• Question: What are the mathematical probabilities of the US Presidential Election

    Asked by dharrington06 on 9 Nov 2020.
    • Photo: Nathan Turner

      Nathan Turner answered on 9 Nov 2020:


      Given that the election has now been decided, the probabilities are less relevant!! However, in trying to predict the results, lots of probability and statistics are essential. You may hear in the news that ‘the polls were wrong’ in predicting certain results. The reality is that the polling results rely on a set of assumptions, some of which could be right and some could be wrong!

      When polling a population on opinions, polling companies have to investigate a sample (small proportion) of the population. If this sample is not representative enough, then the poll can be skewed by certain variables. This could involve biases from geography, ethnicity, gender etc. One good example from this election could be postal votes (a big talking point!!) – perhaps some polls didn’t conider their impact sufficiently. I should add, this is purely speculation and I don’t have any experience working in election polls!

    • Photo: Eduard Campillo-Funollet

      Eduard Campillo-Funollet answered on 9 Nov 2020:


      I cannot tell you the probabilities, but here is something to think about the US presidential election. The election was close, with many states deciding by a margin of a few thousand votes. Most of the predictions about the election result use (among other things!) polls from the days before the election. But you only ask a few people in those polls. Statistics help us understand how many people we should ask to get precise predictions, but the simple answer is that to predict the result down to a few thousand votes, we would need to ask to many people!

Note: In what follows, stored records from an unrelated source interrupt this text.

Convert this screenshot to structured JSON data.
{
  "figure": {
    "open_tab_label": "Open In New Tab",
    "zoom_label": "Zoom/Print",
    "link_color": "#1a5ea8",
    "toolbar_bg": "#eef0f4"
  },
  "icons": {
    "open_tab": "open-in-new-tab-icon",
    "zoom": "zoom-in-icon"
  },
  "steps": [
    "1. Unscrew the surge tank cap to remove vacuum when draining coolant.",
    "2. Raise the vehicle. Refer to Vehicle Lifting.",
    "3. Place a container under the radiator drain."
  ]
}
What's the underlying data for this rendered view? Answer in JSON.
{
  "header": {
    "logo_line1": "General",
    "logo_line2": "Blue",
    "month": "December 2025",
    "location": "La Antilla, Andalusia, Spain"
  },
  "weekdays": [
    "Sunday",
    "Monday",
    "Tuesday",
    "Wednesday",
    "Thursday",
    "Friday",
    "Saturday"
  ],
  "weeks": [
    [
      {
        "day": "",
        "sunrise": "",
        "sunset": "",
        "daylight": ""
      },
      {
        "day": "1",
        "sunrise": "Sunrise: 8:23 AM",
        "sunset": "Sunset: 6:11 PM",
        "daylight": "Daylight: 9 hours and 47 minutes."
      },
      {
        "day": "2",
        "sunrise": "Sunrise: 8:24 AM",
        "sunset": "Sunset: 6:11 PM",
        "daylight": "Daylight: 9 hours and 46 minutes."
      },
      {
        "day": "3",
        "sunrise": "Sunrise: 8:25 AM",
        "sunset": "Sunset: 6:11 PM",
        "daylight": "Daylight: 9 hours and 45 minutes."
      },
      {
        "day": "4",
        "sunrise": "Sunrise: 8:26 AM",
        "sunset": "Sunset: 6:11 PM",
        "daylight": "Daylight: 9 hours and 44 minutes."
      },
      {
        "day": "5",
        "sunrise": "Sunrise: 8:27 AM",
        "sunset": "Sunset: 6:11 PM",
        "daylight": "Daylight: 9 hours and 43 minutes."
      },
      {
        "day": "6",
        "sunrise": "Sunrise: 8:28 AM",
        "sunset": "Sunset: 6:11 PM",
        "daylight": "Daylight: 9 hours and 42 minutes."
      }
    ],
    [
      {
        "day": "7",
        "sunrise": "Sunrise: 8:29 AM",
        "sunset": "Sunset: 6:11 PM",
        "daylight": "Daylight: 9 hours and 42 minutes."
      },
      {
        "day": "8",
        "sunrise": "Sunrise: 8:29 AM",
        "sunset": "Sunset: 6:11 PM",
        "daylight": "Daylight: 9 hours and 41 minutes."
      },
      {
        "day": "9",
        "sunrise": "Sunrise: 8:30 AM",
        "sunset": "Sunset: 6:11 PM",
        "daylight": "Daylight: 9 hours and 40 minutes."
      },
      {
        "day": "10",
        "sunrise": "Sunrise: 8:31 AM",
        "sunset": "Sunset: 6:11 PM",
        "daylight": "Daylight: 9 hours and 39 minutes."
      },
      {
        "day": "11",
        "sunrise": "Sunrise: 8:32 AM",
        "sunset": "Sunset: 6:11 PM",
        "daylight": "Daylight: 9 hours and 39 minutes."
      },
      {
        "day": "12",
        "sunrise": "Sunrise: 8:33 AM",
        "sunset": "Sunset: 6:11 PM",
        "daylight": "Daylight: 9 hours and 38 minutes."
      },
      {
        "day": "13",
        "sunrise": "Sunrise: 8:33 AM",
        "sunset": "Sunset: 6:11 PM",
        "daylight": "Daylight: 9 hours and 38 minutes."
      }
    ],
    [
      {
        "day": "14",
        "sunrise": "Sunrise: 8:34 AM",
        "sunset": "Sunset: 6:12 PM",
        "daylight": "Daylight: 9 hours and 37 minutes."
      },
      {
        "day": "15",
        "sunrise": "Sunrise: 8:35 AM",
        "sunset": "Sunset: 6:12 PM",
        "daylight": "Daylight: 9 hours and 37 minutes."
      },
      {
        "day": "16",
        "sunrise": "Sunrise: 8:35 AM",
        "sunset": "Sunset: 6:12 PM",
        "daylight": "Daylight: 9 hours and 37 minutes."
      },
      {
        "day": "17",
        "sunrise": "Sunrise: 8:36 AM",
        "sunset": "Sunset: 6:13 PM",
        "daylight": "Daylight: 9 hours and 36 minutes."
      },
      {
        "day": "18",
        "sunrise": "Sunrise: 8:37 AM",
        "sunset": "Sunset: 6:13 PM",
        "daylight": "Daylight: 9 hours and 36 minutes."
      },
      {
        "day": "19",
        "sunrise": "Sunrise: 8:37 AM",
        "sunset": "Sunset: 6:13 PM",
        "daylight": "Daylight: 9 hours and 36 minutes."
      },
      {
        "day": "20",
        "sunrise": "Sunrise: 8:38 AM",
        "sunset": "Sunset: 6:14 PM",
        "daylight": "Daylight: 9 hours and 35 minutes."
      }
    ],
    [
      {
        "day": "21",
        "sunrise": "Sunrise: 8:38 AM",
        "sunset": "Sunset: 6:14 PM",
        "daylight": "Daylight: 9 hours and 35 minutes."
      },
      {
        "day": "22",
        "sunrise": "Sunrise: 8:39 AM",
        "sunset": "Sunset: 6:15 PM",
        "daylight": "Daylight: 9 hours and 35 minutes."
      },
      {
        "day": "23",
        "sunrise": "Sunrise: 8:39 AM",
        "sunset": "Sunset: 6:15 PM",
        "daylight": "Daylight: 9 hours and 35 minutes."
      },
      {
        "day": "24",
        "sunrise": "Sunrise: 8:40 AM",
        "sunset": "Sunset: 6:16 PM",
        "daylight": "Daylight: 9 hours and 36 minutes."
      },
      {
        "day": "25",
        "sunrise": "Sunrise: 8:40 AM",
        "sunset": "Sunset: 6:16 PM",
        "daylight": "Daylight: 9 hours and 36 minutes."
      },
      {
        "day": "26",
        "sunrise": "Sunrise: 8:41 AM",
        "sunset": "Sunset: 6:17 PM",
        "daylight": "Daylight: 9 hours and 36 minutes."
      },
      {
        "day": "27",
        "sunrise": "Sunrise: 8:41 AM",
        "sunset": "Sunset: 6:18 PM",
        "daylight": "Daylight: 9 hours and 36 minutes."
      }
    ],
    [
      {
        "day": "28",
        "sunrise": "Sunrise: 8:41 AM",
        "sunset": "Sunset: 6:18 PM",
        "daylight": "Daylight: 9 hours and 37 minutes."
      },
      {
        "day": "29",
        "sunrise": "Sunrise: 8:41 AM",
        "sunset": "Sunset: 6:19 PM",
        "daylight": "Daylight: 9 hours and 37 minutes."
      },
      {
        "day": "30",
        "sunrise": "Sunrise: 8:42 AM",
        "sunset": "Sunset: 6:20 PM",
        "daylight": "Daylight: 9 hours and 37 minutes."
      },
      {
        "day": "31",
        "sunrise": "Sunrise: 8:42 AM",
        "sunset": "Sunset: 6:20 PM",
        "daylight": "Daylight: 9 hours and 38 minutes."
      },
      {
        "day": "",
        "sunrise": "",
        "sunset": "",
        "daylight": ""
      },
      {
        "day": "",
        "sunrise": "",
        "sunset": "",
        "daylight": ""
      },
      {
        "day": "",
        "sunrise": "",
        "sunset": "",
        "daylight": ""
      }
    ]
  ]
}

      Sometimes this is summarised as “gargage in, garbage out”: if you have bad data, it does not matter how good your model is, the results are bad.

    • Photo: Chris Budd

      Chris Budd answered on 9 Nov 2020:


      The main prediction is that at the end of the day someone will be annoyed about the result. This is because it is possible to prove that NO voting system is completely fair. For example in the last US election the democrats got the most votes, but the Republicans got the most seats. The same can happen in the UK elections, and even on Strictly Come Dancing. The maths of fair voting is really complicated and lots of fun.

    • Photo: Tom Ranner

      Tom Ranner answered on 9 Nov 2020:


      The probabilities that you need to know to guess who will win an election come under the area of statistical inference. You need to combine different sources of data such as directly asking a small number of people which way they will vote (it’s complicated how to design a fair questionnaire and how to pick which people to ask) in a clever way that makes a final prediction. There is often a lot of uncertainties involved – will people change their minds? are the people who you ask good representatives of all voters? These uncertainties are put into this combination as well. In the you may well end of with a prediction of who you will think will win but also a probability of them winning or maybe probability distribution depending on many different parameters or variables.

    • Photo: Christos Klerides

      Christos Klerides answered on 9 Nov 2020:


      Very hard to predict exactly! A representative sample of all groups voting in an election is essential to make good predictions. However, there will always be a certain amount of error.

    • Photo: Sophie Carr

      Sophie Carr answered on 9 Nov 2020:


      I think now the race has been won the statistics aren’t that useful – but what is important when you look at predicting the election is ensuring you’ve got a representative sample. Getting one of those is really hard and often one of the main reasons that predicting the outcome of an election is so hard.